Wins: It may be suitable if you react badly to the combined pill, and certain types may be beneficial for women managing painful periods.
Watch-outs: Pills must be taken at the same time each day, or within three hours. Random bleeding and breast tenderness may occur when you begin taking it.
INTRAUTERINE SYSTEM
(such as a Mirena coil)
What? A long-acting contraceptive that prevents implantation of a fertilised egg by releasing a synthetic form of progesterone.
Wins: It can be kept in for up to five years and the failure rate is low.

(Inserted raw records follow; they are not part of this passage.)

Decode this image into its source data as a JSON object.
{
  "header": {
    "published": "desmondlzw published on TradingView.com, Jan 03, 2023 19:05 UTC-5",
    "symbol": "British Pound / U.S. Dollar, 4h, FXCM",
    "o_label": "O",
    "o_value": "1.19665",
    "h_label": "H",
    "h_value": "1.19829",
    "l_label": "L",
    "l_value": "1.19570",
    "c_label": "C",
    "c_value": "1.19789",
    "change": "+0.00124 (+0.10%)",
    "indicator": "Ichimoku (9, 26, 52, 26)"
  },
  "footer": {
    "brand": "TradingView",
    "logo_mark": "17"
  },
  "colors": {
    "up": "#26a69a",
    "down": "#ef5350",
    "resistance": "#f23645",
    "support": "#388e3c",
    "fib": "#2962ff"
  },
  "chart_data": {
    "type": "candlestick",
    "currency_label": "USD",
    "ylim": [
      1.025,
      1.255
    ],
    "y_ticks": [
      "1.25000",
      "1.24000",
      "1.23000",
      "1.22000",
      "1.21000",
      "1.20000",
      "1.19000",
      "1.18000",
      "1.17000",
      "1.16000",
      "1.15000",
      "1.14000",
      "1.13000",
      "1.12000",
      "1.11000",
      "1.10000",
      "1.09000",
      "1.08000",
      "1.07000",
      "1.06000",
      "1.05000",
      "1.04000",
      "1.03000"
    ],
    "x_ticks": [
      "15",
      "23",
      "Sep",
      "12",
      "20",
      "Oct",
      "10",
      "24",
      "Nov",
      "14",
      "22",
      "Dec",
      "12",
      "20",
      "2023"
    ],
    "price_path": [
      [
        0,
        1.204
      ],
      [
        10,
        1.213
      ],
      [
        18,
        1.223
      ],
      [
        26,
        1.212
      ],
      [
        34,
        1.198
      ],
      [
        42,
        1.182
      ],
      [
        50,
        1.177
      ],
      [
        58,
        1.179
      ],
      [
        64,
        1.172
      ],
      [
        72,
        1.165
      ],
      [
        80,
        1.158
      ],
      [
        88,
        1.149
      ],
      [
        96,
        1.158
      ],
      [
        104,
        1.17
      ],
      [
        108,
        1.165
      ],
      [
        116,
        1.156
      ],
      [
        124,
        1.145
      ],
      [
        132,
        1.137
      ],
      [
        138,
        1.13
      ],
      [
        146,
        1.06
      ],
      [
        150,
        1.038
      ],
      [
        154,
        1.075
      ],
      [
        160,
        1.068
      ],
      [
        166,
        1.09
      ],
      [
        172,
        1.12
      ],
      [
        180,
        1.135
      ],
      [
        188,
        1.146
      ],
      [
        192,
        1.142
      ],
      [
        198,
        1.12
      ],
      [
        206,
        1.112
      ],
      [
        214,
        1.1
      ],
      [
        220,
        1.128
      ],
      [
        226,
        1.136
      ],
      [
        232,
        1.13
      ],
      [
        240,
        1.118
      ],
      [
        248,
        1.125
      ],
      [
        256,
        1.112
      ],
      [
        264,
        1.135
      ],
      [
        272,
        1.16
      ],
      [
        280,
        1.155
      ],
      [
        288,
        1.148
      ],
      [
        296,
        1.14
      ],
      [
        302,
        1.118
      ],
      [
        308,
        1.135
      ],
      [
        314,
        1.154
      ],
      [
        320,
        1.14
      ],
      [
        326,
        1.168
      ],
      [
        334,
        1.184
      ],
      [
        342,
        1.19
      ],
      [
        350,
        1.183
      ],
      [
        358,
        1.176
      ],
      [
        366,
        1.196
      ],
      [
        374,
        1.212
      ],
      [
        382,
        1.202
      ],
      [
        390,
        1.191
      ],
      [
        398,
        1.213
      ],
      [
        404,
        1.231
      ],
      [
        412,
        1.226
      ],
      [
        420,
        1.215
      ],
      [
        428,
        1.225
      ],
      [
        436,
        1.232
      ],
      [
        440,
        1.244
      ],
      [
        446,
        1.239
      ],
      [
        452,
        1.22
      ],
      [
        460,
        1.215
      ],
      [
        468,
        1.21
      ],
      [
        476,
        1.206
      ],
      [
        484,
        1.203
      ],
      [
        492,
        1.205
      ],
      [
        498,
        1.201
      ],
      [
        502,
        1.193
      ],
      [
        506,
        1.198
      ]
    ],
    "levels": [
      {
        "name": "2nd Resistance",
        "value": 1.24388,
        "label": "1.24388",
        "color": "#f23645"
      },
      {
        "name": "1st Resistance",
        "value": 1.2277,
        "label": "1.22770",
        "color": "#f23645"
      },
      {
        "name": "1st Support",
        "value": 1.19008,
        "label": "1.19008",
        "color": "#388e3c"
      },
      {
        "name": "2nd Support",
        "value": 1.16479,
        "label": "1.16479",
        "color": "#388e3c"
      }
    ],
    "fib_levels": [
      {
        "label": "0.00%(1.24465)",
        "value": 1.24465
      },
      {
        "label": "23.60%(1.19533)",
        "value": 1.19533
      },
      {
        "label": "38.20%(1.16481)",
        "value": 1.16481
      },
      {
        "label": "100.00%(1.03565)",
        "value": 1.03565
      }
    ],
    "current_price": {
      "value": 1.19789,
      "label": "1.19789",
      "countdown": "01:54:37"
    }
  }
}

Watch-outs: Irregular bleeding is common in the first six months. One in eight women who have one inserted will get an ovarian cyst; most are symptomless and 94% will disappear within a few months.
CONTRACEPTIVE INJECTION
What? Injected every eight to 12 weeks, it prevents ovulation by releasing progestogen.
Wins: The pregnancy rate is very low (fewer than four in 1,000 over two years) and there’s no evidence of links with depression, acne or headaches.
Watch-outs: Irregular bleeding, weight gain (between 2-3kg in one year) and a small loss of bone density (which largely recovers after stopping). Fertility can take a year to return.
CONTRACEPTIVE IMPLANT
What? A piece of rubbery plastic that works primarily by preventing ovulation with progestogen.
Wins: Very low failure rate, with less than one pregnancy per 1,000 over three years; there’s no evidence of a delay in return to normal fertility after the implant has been taken out.
Watch-outs: Menstrual bleeding may stop, become more or less frequent or prolonged during implant use.
COPPER COIL
What? Made of copper and plastic, it stops fertilisation through copper’s effect on the egg and sperm.
Wins: Pregnancy rates for IUDS with copper are between 0.1% and 1% after the first year of use. There are no hormones involved, so no related side effects. It may reduce the risk of endometrial and cervical cancer.
Watch outs: Irregular bleeding and if pregnancy does occur, there’s an increased risk that it’ll be ectopic.